Centro Hospitalar e Universitário de Coimbra implanta válvulas cardíacas por via percutânea

O inovador procedimento permite que os doentes tenham alta dois dias depois após o procedimento médico, retomando a sua vida diária sem qualquer limitação

O Centro de Referência Nacional para as Cardiopatias Congénitas do Centro Hospitalar e Universitário de Coimbra (CHUC) anunciou hoje que procedeu com êxito a mais duas implantações de válvulas cardíacas em posição pulmonar por via percutânea.

“Esta técnica permite, em casos bem selecionados e após apreciação em reunião médico-cirúrgica, com critérios muito rigorosos, colocar válvulas biológicas no coração de doentes, sem qualquer intervenção cirúrgica”, explicou o médico Eduardo Castela, diretor daquele centro e também do Serviço de Cardiologia Pediátrica.

Segundo o especialista, esta técnica é feita através de punção com agulha de uma veia femoral, que permite a introdução de cateteres adequados ao procedimento, que acaba por ser muito mais rápido e menos dispendioso do que a tradicional cirurgia.

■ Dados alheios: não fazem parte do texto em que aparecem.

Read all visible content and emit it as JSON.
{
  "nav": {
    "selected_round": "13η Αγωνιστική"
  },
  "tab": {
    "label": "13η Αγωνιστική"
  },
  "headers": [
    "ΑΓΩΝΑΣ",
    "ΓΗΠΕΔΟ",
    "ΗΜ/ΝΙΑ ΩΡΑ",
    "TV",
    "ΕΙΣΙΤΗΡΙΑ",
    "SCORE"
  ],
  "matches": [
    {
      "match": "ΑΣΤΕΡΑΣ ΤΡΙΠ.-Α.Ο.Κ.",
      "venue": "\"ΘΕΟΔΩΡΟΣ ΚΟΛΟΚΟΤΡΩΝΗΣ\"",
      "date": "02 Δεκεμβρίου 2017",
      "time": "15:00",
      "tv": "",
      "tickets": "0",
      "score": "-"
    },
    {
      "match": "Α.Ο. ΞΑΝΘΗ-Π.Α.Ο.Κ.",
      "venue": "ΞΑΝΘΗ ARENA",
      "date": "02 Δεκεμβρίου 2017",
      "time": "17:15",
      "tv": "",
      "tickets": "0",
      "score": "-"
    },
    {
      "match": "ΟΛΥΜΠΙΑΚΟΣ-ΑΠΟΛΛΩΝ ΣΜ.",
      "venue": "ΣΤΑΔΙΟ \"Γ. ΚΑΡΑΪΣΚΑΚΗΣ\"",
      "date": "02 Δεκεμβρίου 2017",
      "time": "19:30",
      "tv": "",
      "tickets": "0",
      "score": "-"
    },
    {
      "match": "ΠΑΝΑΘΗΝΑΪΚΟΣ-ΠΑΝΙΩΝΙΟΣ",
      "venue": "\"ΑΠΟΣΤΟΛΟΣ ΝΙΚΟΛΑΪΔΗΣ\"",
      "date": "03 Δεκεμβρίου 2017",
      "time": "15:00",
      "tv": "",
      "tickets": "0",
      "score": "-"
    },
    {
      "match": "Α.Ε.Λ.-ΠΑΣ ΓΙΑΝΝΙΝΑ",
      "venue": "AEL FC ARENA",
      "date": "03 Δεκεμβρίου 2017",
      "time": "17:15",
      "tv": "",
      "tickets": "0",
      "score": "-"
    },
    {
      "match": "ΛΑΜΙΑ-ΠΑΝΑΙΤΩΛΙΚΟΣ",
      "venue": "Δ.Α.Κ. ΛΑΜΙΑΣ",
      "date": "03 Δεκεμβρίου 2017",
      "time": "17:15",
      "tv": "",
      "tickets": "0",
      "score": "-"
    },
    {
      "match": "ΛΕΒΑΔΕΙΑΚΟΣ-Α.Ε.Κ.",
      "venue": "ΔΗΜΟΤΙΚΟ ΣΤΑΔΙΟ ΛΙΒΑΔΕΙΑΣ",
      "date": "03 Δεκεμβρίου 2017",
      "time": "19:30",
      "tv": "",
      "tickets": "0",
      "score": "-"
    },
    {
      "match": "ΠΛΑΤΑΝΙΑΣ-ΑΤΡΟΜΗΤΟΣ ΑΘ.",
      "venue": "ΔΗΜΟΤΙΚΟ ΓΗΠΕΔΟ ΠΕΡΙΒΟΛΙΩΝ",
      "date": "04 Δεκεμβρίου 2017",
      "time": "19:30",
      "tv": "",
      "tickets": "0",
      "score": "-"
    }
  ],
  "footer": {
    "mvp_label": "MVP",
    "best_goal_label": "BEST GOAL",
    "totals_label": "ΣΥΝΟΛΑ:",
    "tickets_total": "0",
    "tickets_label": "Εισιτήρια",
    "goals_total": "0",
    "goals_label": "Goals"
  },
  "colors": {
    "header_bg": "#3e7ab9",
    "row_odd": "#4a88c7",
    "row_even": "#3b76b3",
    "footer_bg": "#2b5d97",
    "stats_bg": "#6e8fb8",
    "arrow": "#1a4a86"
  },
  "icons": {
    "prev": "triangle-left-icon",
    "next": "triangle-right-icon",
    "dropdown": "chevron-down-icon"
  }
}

O cirurgião António Marinho da Silva, que chefiou a equipa responsável pela implantação das válvulas, precisou que os dois doentes, de 17 e 25 anos, já tinham sido operados em criança à artéria pulmonar, com a aplicação de uma prótese humana (enxerto de fragmentos de cadáver).

“O enxerto humano acaba por calcificar e obstruir a artéria que leva o sangue aos pulmões, tornando-a disfuncional. Esta técnica vem dispensar que sejam operados de novo”, disse o médico, referindo que um dos doentes intervencionados já tinha sido operado três vezes.

António Marinho da Silva explicou ainda que se tratam de válvulas biológicas “que não causam rejeição e que se aguentam décadas”, ultrapassando os 20 anos sem qualquer problemas.

Por outro lado, acrescentou, esta técnica evita a cirurgia, que é uma solução mais cara e que obriga o doente a, pelo menos, uma semana de internamento no hospital.

No caso da implantação das válvulas cardíacas em posição pulmonar por via percutânea, os doentes têm alta dois dias depois após o procedimento médico, retomando a sua vida diária sem qualquer limitação.

Esta intervenção envolveu os Serviços de Cardiologia-Pediátrica, de Cardiologia A e de Anestesiologia do CHUC e foi realizado por uma equipa de médicos nacionais e internacionais, de enfermagem e técnicos hospitalares, chefiada por António Marinho da Silva.

Até ao momento, o Centro de Referência Nacional para as Cardiopatias Congénitas do CHUC implantou três válvulas, na continuidade do programa que teve início em março de 2016 e que se vai estender pelo próximo ano.